En déplacement, ils rognent sur tout, faute de soutien
Le manque de moyens les accompagne également sur les compétitions. Non contents de financer leurs déplacements, ils rognent sur tout. « Nous prenons toujours un cuiseur à riz partout avec nous », explique Raviandi. Hébergements bon marché, repas préparés par eux-mêmes, chaque dépense est minutieusement calculée. Malgré cela, leur talent finit par attirer l’attention. En 2022, lors de leur première Coupe du monde – disputée à domicile, à Jakarta – Raviandi atteint la finale de l’épreuve de difficulté et termine dans le Top 8 mondial. Ravianto se classe lui aussi parmi les meilleurs compétiteurs du week-end.
Comment deux grimpeurs issus d’un environnement aussi modeste peuvent-ils rivaliser avec les meilleures nations mondiales ? Le Français Maël Grenier, fait partie de ceux qui sont immédiatement remarqué les frères Ramadhan. Il raconte sa surprise face au niveau des deux Indonésiens et à leur capacité à produire de telles performances avec si peu de ressources. Cette révélation ouvrira la voie à une aventure européenne. À l’été 2023, les deux frères débarquent sur le continent pour participer aux compétitions organisées à Villars, Chamonix et Briançon ainsi qu’au Championnat du Monde de Berne qui se tenait en août. Un projet largement autofinancé grâce à leurs économies, à l’aide de proches et au soutien de la communauté de l’escalade. Las, les deux frères apprennent qu’ils ne pourront pas concourir à Berne… leur fédération a tout simplement oublié de les inscrire à la compétition ! Leur déception est immense.
Dissidence, un long dévers coté 8C+
Échoués au cœur des vallées de Chamonix, sans plan de secours, sans mentor et avec des moyens limités, ils sont un peu perdus. Mais leur séjour européen ne se résumera pas aux compétitions. La solidarité aidant, ils vont découvrir Dissidence, une ligne mythique de La Balme de Yenne, en Savoie. Cotée 8C+, cette longue voie de près de quarante mètres est réputée pour son intensité physique, ses mouvements exigeants et ses sections à genoux. Reste que pour les jumeaux, elle représente bien davantage qu’un objectif sportif.

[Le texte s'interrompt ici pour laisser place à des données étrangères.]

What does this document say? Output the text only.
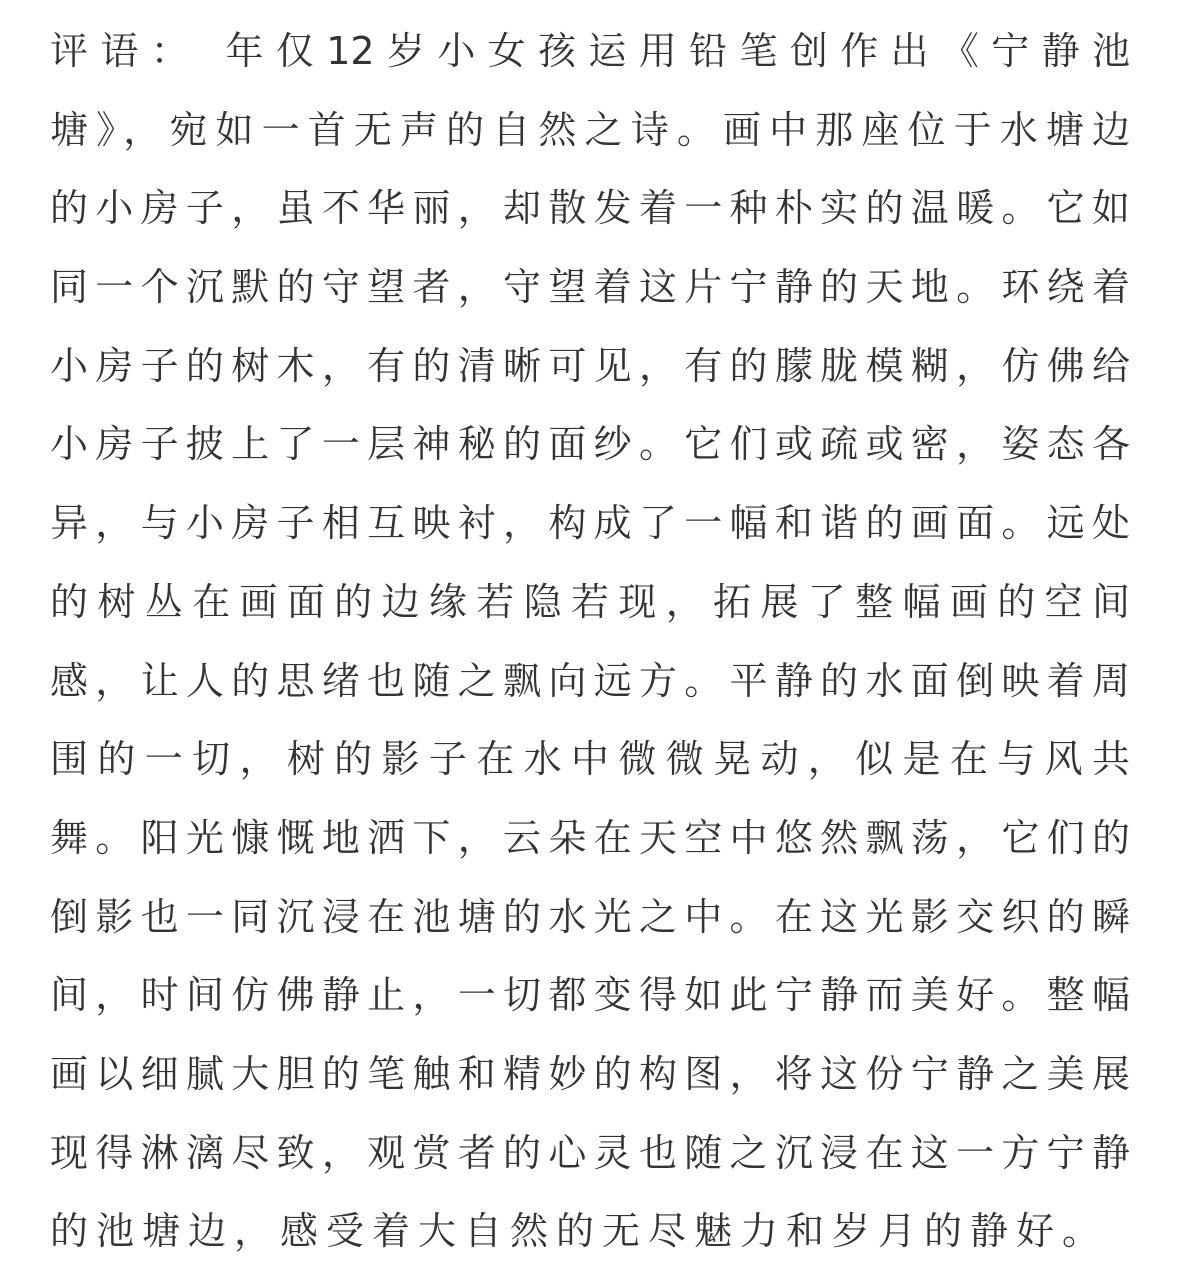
评语： 年仅12岁小女孩运用铅笔创作出《宁静池
塘》，宛如一首无声的自然之诗。画中那座位于水塘边
的小房子，虽不华丽，却散发着一种朴实的温暖。它如
同一个沉默的守望者，守望着这片宁静的天地。环绕着
小房子的树木，有的清晰可见，有的朦胧模糊，仿佛给
小房子披上了一层神秘的面纱。它们或疏或密，姿态各
异，与小房子相互映衬，构成了一幅和谐的画面。远处
的树丛在画面的边缘若隐若现，拓展了整幅画的空间
感，让人的思绪也随之飘向远方。平静的水面倒映着周
围的一切，树的影子在水中微微晃动，似是在与风共
舞。阳光慷慨地洒下，云朵在天空中悠然飘荡，它们的
倒影也一同沉浸在池塘的水光之中。在这光影交织的瞬
间，时间仿佛静止，一切都变得如此宁静而美好。整幅
画以细腻大胆的笔触和精妙的构图，将这份宁静之美展
现得淋漓尽致，观赏者的心灵也随之沉浸在这一方宁静
的池塘边，感受着大自然的无尽魅力和岁月的静好。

Un premier essai les laissera sur leur faim. Il en faudra un deuxième, un an plus tard, pour que la chance leur sourit. Les conditions sont pourtant loin d’être idéales. La voie est humide, envahie par endroits par la mousse. « Cette fois-ci, ça va demander beaucoup plus d’énergie et de force », remarque Raviandi. Pourtant, les deux frères s’acharnent. « Quoi qu’il en coûte, nous devons grimper cette voie », affirme-t-il. Dissidence finira par céder. Tout un symbole. Oubliés le manque d’argent, les voyages improvisés, les déceptions administratives, les entraînements bricolés et les milliers d’heures dédiées à un projet auquel peu de gens semblaient croire.
Mais depuis 2024 le vent commence à tourner. La Fédération indonésienne semble avoir pleinement pris conscience du potentiel des deux grimpeurs. Tous deux ont été davantage intégrés aux programmes internationaux et engagés sur plusieurs compétitions majeures.